The following is then performed to confirm the suspected diagnosis of Pudendal Neuralgia:

  • Pudendal Nerve (PN)Terminal Motor Latency Test: to assess the motor component of the anal branch of the nerve
  • Staged Sacral Reflex Testing: to test the motor component of the clitoris/penis branch of the nerve
  • Somatosensory Evoked Potential (SSEP) to assess the sensory nerve path of the PN and the brain
  • Warm Detection Threshold Testing to assess the sensory task of the Pudendal nerve
  • MR Neurography to detect any obvious blockages of the Pudendal nerve
  • Pudendal Nerve Block to see if the symptoms disappear or improve since parts of the nerve are not always seen in the studies while irritation or entrapment can still take place.

Who Treats Pudendal Neuralgia?

Treatment of Pudendal Neuralgia is multi-disciplinary since different sections of the Pudendal nerve pathway can be irritated or impacted. Given its sensory, motor, and sympathetic (autonomic nervous system) involvement, there are different tasks to restore and in short, the treatment is more complex.

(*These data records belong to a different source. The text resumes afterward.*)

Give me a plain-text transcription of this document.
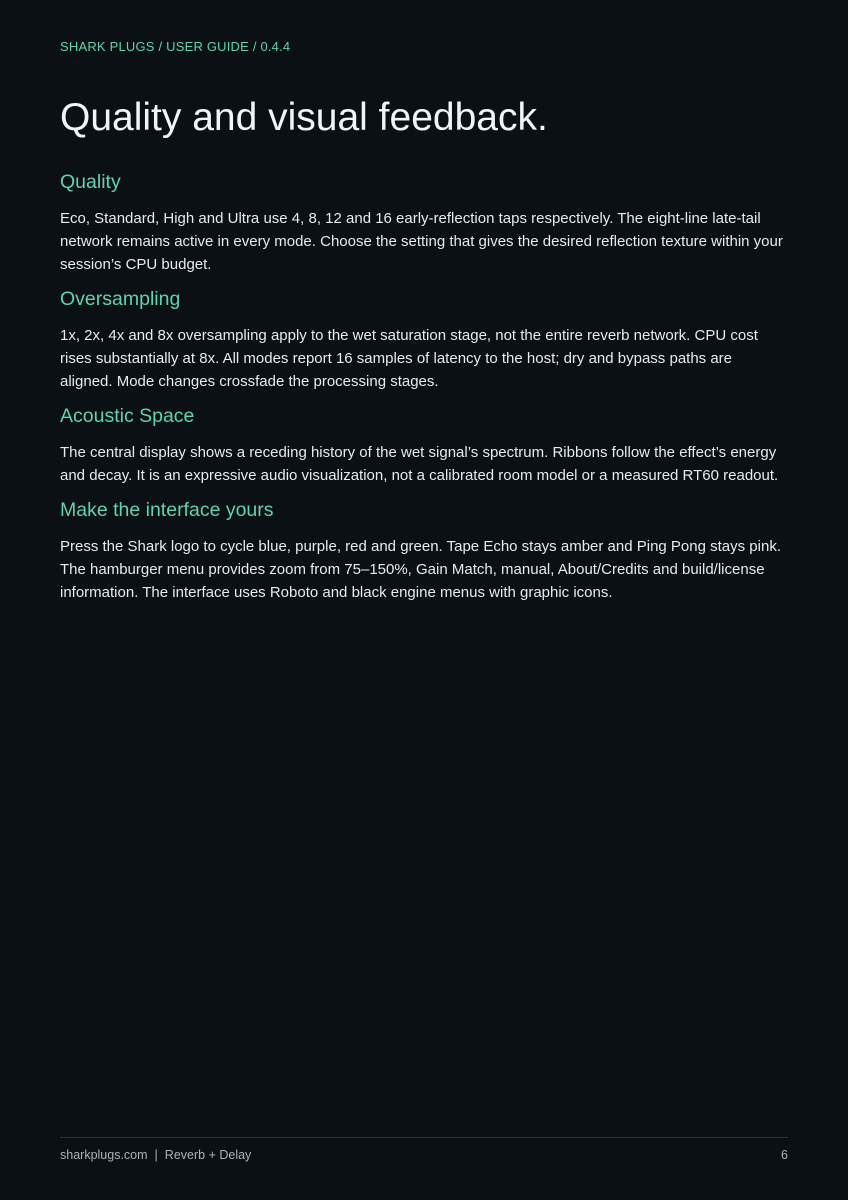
SHARK PLUGS / USER GUIDE / 0.4.4
Quality and visual feedback.
Quality

Eco, Standard, High and Ultra use 4, 8, 12 and 16 early-reflection taps respectively. The eight-line late-tail network remains active in every mode. Choose the setting that gives the desired reflection texture within your session’s CPU budget.

Oversampling

1x, 2x, 4x and 8x oversampling apply to the wet saturation stage, not the entire reverb network. CPU cost rises substantially at 8x. All modes report 16 samples of latency to the host; dry and bypass paths are aligned. Mode changes crossfade the processing stages.

Acoustic Space

The central display shows a receding history of the wet signal’s spectrum. Ribbons follow the effect’s energy and decay. It is an expressive audio visualization, not a calibrated room model or a measured RT60 readout.

Make the interface yours

Press the Shark logo to cycle blue, purple, red and green. Tape Echo stays amber and Ping Pong stays pink. The hamburger menu provides zoom from 75–150%, Gain Match, manual, About/Credits and build/license information. The interface uses Roboto and black engine menus with graphic icons.

sharkplugs.com | Reverb + Delay	6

Unfortunately, by the time the standard medical and procedural protocols for Pudendal Neuralgia diagnosis are done, quite a bit of time has lapsed. The key is to always rule out Pudendal Neuralgia as soon as mild symptoms are observed and in my opinion, when patients present with:

  • Pelvic pain
  • Lower back pain
  • Sacro-iliac pain and
  • Decline in posture

The last three posted may or may not come with pelvic pain which then brings the differential diagnosis of Pudendal Neuralgia closer to the surface.

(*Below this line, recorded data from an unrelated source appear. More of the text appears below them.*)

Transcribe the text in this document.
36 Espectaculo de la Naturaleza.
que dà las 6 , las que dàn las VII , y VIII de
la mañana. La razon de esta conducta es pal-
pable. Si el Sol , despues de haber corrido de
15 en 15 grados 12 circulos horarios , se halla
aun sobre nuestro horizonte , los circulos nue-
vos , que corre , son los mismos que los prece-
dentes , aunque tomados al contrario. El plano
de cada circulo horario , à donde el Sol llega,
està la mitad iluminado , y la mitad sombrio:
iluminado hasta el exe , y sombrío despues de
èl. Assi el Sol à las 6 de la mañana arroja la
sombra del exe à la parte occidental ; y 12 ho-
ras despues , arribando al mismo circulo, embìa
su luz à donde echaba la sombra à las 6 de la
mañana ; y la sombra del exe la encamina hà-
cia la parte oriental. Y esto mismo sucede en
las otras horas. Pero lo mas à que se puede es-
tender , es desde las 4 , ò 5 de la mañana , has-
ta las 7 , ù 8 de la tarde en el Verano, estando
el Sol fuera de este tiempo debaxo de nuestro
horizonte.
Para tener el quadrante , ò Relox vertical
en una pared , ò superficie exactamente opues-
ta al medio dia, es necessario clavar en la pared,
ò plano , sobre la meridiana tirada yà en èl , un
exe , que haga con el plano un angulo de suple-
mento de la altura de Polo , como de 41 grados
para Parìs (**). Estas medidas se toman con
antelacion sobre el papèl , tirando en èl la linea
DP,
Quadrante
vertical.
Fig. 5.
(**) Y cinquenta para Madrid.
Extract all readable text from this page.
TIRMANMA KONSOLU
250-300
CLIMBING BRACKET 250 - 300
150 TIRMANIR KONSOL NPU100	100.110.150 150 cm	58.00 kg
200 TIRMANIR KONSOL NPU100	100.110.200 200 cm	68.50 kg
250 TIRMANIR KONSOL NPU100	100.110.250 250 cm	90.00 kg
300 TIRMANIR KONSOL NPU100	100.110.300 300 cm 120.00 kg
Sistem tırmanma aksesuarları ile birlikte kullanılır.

It is important for general practitioners, chiropractors, and physical therapists who may encounter patients with the beginning of pudendal nerve irritation from symptoms such as back pain, sacroiliac pain, and at times mild pain in the pelvis to rule out pudendal neuralgia. It is much easier to address the issue with stabilization of the pelvis, hips, and lower back and improve posture so the nerve is not compromised.

In case of surgeries or trauma in the pelvis, and chronic muscle guarding of the pelvis, internal pelvic floor treatment should be a part of recovery to assure scar tissue formation does not impact this nerve negatively. Postural stabilization should be the next step in preventing this complex nerve from being impacted regardless of the cause of Pudendal Neuralgia.

What is the Best Postural Stabilization Exercise?

There are many claims of the ‘best’ postural stabilization exercises when it comes to the rehabilitation world; however, what makes sense is to go with the ONE exercise type that applies to all human beings! I am talking about Developmental Kinesiology which is what all babies on this planet use to go from helpless infants to running toddlers.

At our clinic, we use Dynamic Neuromuscular Stabilization or DNS to bring back all types of musculoskeletal insufficiencies that may or may not lead to nerve issues.

It is important to keep in mind that not all pelvic floor therapists focus on postural correction and most that claim they do, barely spend quality time to assure the stabilization of the trunk or torso as well as the hips. It is important to have internal manual work done but you can’t expect the ‘floor’ to be stabilized if the ‘house’ (pelvis) is shaky and unstable.